Despite the uncertainties, one thing is clear. Fish songs are intended to
communicate something to other fish of the same species. “People think of fish
as slimy things. But they have complicated social systems and yell at each other
like mad,” says McCauley. He and Cato are convinced that the plankton-eaters’
pop music is associated with their feeding activities. They chorus all year,
although they sing loudest in summer and at the time of the new Moon—when
it is darkest and their eyes are even less useful.
By tracking individual fish, the researchers have found that the choruses
come from depths where plankton form dense patches. And the singing moves
around, turning up at spots where aggregations of plankton collect—where
eddies trap larvae or fish eggs, for instance. McCauley and Cato believe
chorusing holds the loose schools of fish together and allows them to share
information on where the best patches of food are.
The terapons are clearly not singing about their supper: if they were they
would chorus all year round. And there wouldn’t be much point: their food is all
over the seabed rather than in moving patches. The terapons sing only in
summer—during the breeding season. Fish caught during the choruses are
ripe and ready to spawn, so their choruses are probably linked to mating.
McCauley calculates that in ideal conditions individual calls could travel as
far as two kilometres. Singing together, he has detected them from as far away
as eight kilometres. This increases the catchment area for potential mates
16-fold.
Chorusing could have another function, perhaps triggering production of the
hormones that control spawning. Or it might prompt the fish to alter their
behaviour—to search for a mate rather than food, for instance. The loud
roar of the chorus could even sensitise the fish’s hearing systems so that they
can pick out individual calls from nearby fish more easily. This would help them
find a potential mate in the dark.
The knockers and drummers are also signalling for reproductive reasons, says
McCauley. They call all day and sometimes at night, but only during the summer.

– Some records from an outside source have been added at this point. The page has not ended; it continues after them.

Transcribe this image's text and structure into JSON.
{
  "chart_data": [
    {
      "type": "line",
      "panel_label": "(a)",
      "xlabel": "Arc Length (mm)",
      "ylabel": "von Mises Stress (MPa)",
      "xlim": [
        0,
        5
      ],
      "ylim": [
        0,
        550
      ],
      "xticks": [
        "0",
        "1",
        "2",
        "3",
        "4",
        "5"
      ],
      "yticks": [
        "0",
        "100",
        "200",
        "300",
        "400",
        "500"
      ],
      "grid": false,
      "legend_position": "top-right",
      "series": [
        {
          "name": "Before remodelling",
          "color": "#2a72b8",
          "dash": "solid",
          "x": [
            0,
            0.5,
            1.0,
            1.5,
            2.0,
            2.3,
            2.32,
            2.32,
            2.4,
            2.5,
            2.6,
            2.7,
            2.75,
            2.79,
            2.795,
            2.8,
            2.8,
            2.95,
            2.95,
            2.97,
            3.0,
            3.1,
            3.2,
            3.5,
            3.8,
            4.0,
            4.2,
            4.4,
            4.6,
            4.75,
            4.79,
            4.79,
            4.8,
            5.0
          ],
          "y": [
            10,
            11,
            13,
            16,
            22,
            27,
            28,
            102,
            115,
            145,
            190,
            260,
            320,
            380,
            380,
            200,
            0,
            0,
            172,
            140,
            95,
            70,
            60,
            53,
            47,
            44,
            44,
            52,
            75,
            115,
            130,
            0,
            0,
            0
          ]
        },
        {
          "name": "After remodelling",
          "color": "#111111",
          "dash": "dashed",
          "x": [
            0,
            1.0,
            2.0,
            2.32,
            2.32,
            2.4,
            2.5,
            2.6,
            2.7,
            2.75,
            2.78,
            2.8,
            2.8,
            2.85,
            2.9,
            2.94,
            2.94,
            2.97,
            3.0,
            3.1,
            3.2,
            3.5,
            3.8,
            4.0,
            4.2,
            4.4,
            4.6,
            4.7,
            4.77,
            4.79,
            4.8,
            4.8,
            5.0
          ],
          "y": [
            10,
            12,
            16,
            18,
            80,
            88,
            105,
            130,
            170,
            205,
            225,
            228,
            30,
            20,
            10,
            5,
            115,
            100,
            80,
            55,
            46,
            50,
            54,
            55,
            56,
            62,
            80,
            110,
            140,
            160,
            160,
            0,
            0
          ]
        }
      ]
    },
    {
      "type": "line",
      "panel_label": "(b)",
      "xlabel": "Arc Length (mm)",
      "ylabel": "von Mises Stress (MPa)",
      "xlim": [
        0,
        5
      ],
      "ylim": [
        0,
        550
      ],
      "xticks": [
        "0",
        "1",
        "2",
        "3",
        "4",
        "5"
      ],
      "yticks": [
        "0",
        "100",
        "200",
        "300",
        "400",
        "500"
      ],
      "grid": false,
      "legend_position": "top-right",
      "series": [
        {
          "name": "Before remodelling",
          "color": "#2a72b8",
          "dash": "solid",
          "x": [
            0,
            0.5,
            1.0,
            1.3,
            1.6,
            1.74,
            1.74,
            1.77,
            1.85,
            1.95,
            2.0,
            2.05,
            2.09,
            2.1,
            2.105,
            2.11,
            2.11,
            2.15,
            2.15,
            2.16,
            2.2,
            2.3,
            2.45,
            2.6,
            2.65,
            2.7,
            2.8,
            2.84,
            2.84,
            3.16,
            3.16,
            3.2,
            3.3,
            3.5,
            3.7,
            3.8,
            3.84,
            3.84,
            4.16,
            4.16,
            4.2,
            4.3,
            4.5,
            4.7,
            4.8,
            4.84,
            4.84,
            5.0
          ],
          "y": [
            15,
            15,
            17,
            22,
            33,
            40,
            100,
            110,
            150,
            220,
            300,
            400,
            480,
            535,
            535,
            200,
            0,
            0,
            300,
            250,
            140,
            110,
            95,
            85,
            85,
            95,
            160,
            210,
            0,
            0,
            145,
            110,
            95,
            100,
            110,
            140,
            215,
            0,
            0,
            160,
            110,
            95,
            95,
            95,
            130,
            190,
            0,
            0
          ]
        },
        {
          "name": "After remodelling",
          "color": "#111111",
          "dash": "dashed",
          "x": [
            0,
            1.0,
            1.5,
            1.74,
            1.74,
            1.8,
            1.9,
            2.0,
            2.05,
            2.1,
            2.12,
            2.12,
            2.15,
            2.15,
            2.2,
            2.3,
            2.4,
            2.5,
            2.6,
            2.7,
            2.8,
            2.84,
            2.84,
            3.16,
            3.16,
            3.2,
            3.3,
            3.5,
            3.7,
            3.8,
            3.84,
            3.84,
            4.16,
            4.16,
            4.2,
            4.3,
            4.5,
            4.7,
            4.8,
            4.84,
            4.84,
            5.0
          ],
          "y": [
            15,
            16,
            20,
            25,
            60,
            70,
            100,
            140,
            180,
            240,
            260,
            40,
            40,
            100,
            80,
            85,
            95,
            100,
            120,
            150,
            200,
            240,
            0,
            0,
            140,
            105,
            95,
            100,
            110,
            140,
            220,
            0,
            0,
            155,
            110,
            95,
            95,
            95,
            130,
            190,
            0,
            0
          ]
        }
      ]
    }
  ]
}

The knocking calls peak around midday, suggesting that the fish spawn then. The
drumming reaches a peak at dusk, which coincides with the appearance of a mass
of croaker eggs in the water. “The late night calling is maybe overoptimistic on
the fish’s part although some may spawn outside the main period,” says
McCauley.
There are lots of advantages in using sound to communicate. But there is also
a serious drawback. It is not a very private way of sending messages. The
drumming calls of the croakers reach a peak as the fish release their eggs, then
stop abruptly. By then it’s too late: the plankton-eaters are out in search of
anything small enough to swallow. Fish eggs are ideal. “Half an hour after the
drumming, you hear the schools of planktivores coming through,” says McCauley.
“They do this every night during the season. Whether they home in when they hear
the calls of spawning fish and say `food!’ we don’t know.”
The terapons’ chorus also provides a clear signal to predators such as sharks
and dolphins. One of McCauley’s tapes begins innocently enough, with the
background crackle of snapping shrimp overlaid by the louder chorus of terapons.
Then there’s a new sound: the distinctive echolocating clicks of a dolphin. As
the dolphin app-roaches, the clicks slow down. “It’s as if it’s trying to hide
its own sound so it doesn’t warn off the fish,” says McCauley. At this point
imagination takes over from science. The fish chorus suddenly grows quieter,
stops, starts again and then remains very tentative for the rest of the tape.
Have the fish realised the danger and stopped calling? Or has the dolphin
swallowed one section of the choir? Until someone finds a way to watch the fish
as well as eavesdrop on them, it is impossible to know.